Venina lagi. Lagi-lagi tentang perempuan itu. Pelan Naysilla menarik napas dalam-dalam kemudian mengangguk.
"Ternyata setelah semua berlalu, aku sepakat dengan para penulis roman itu, Nay!"
"Sepakat? Soal apa?"
"Soal cinta!" balasnya dengan tawa. "Mungkin kali ini aku terdengar cengeng, tapi ... setidaknya memang seperti itu cinta. Seperti aku dan Venina."
Naysilla tersenyum getir. Mata Saka tak pernah berdusta soal perasaannya pada perempuan bernama Venina itu. Meski sudah tak lagi ada di dunia ini, tetapi cinta untuk Venina masih tumbuh subur di hatinya.
"Kita ke sebelah sana yuk! Ada buku tentang bisnis yang mau aku beli!" ajaknya menunjuk dua lorong dari tempat mereka berdiri.
Naysilla mengangguk mengekor di sebelah Saka.

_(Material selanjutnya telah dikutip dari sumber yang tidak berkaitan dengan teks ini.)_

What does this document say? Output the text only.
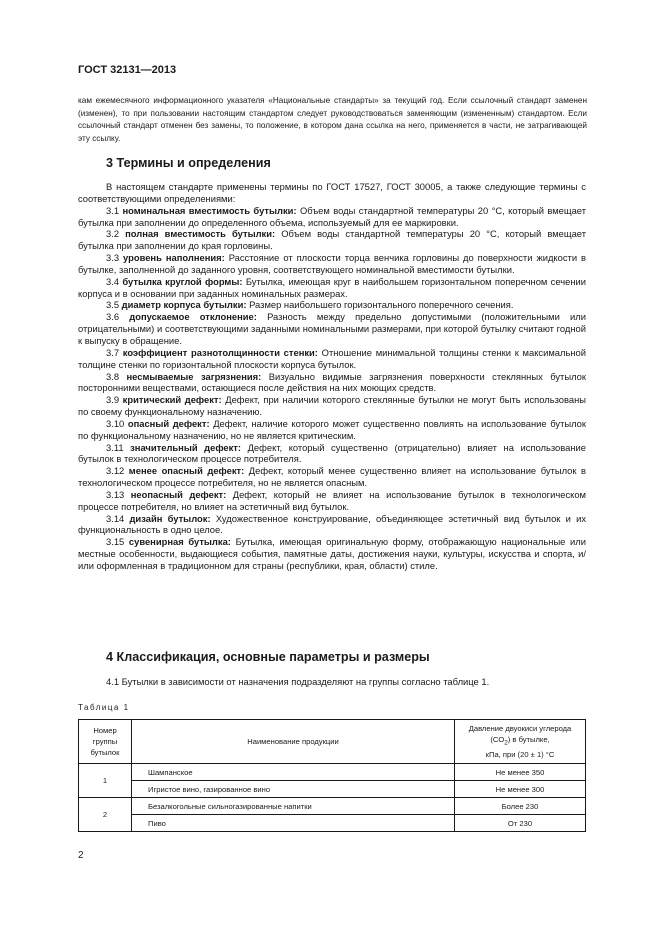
ГОСТ 32131—2013
кам ежемесячного информационного указателя «Национальные стандарты» за текущий год. Если ссылочный стандарт заменен (изменен), то при пользовании настоящим стандартом следует руководствоваться заменяющим (измененным) стандартом. Если ссылочный стандарт отменен без замены, то положение, в котором дана ссылка на него, применяется в части, не затрагивающей эту ссылку.
3 Термины и определения

В настоящем стандарте применены термины по ГОСТ 17527, ГОСТ 30005, а также следующие термины с соответствующими определениями:

3.1 номинальная вместимость бутылки: Объем воды стандартной температуры 20 °С, который вмещает бутылка при заполнении до определенного объема, используемый для ее маркировки.

3.2 полная вместимость бутылки: Объем воды стандартной температуры 20 °С, который вмещает бутылка при заполнении до края горловины.

3.3 уровень наполнения: Расстояние от плоскости торца венчика горловины до поверхности жидкости в бутылке, заполненной до заданного уровня, соответствующего номинальной вместимости бутылки.

3.4 бутылка круглой формы: Бутылка, имеющая круг в наибольшем горизонтальном поперечном сечении корпуса и в основании при заданных номинальных размерах.

3.5 диаметр корпуса бутылки: Размер наибольшего горизонтального поперечного сечения.

3.6 допускаемое отклонение: Разность между предельно допустимыми (положительными или отрицательными) и соответствующими заданными номинальными размерами, при которой бутылку считают годной к выпуску в обращение.

3.7 коэффициент разнотолщинности стенки: Отношение минимальной толщины стенки к максимальной толщине стенки по горизонтальной плоскости корпуса бутылок.

3.8 несмываемые загрязнения: Визуально видимые загрязнения поверхности стеклянных бутылок посторонними веществами, остающиеся после действия на них моющих средств.

3.9 критический дефект: Дефект, при наличии которого стеклянные бутылки не могут быть использованы по своему функциональному назначению.

3.10 опасный дефект: Дефект, наличие которого может существенно повлиять на использование бутылок по функциональному назначению, но не является критическим.

3.11 значительный дефект: Дефект, который существенно (отрицательно) влияет на использование бутылок в технологическом процессе потребителя.

3.12 менее опасный дефект: Дефект, который менее существенно влияет на использование бутылок в технологическом процессе потребителя, но не является опасным.

3.13 неопасный дефект: Дефект, который не влияет на использование бутылок в технологическом процессе потребителя, но влияет на эстетичный вид бутылок.

3.14 дизайн бутылок: Художественное конструирование, объединяющее эстетичный вид бутылок и их функциональность в одно целое.

3.15 сувенирная бутылка: Бутылка, имеющая оригинальную форму, отображающую национальные или местные особенности, выдающиеся события, памятные даты, достижения науки, культуры, искусства и спорта, и/или оформленная в традиционном для страны (республики, края, области) стиле.

4 Классификация, основные параметры и размеры
4.1 Бутылки в зависимости от назначения подразделяют на группы согласно таблице 1.
Таблица 1
Номер группы бутылок	Наименование продукции	Давление двуокиси углерода
$(CO_2)$ в бутылке,
кПа, при (20 ± 1) °С
1	Шампанское	Не менее 350
	Игристое вино, газированное вино	Не менее 300
2	Безалкогольные сильногазированные напитки	Более 230
	Пиво	От 230
2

"Kamu sendiri, Nay?" Saka menoleh ke arahnya.
"Aku? Kenapa?" tanya Naysilla dengan kening berkerut.
"Apa kamu pernah jatuh cinta?" tanyanya seraya mengambil buku yang dia maksud, "seingat aku selama kuliah kamu nggak pernah cerita atau terlihat dekat dengan pria mana pun. Selain aku, sih!" Kali ini dia menatap hangat pada Naysilla.
Ditatap sedemikian rupa membuat Naysilla susah menyembunyikan wajahnya yang merona. Saka tertawa kecil melihat ekspresi Naysilla. Dia tahu perempuan di sampingnya itu sedang menutupi rasa malunya karena pertanyaan barusan.
"Oke, aku nggak akan tanya lagi soal ini sampai kamu mau cerita. Aku pikir, mungkin perempuan itu lebih pandai menutupi perasaannya. Begitu, kan?"
Perempuan yang memakai bando berwarna putih itu tersenyum tipis kemudian mengangguk. Tentu bakal Naysilla tidak akan pernah mengutarakan apa pun kepada pria itu.
Karena selama ini cuma saka yang selalu memenuhi semestanya meski dia tahu kala itu adalah sesuatu yang tidak mungkin.
Namun, bagaimana jika saat ini? Mungkinkah ataupun masih jauh dari mungkin? Memikirkan hal itu Naysilla menarik bibirnya singkat kemudian menggeleng. Sampai kapan pun Saka tidak boleh tahu perasaannya. Tidak boleh!
"Nay? Kok bengong?"
"Ya? Eh nggak kok. Aku nggak bengong," elaknya dengan tangan merapikan rambut.
Saka menaikkan alisnya kemudian tersenyum tipis.
"Kamu sedang memikirkan seseorang yang spesial? Atau jangan-jangan dia marah kalau tahu aku sama kamu ....."
"Eum ... bisa ganti topik pembicaraan?" potong Naysilla.
Lagi-lagi Saka menaikkan alisnya.
"Sori, Nay. Oke, aku nggak bicara soal itu lagi, tapi aku siap membantu kalau kamu ada masalah dengan siapa pun!" tuturnya seraya mengangkat kedua tangannya.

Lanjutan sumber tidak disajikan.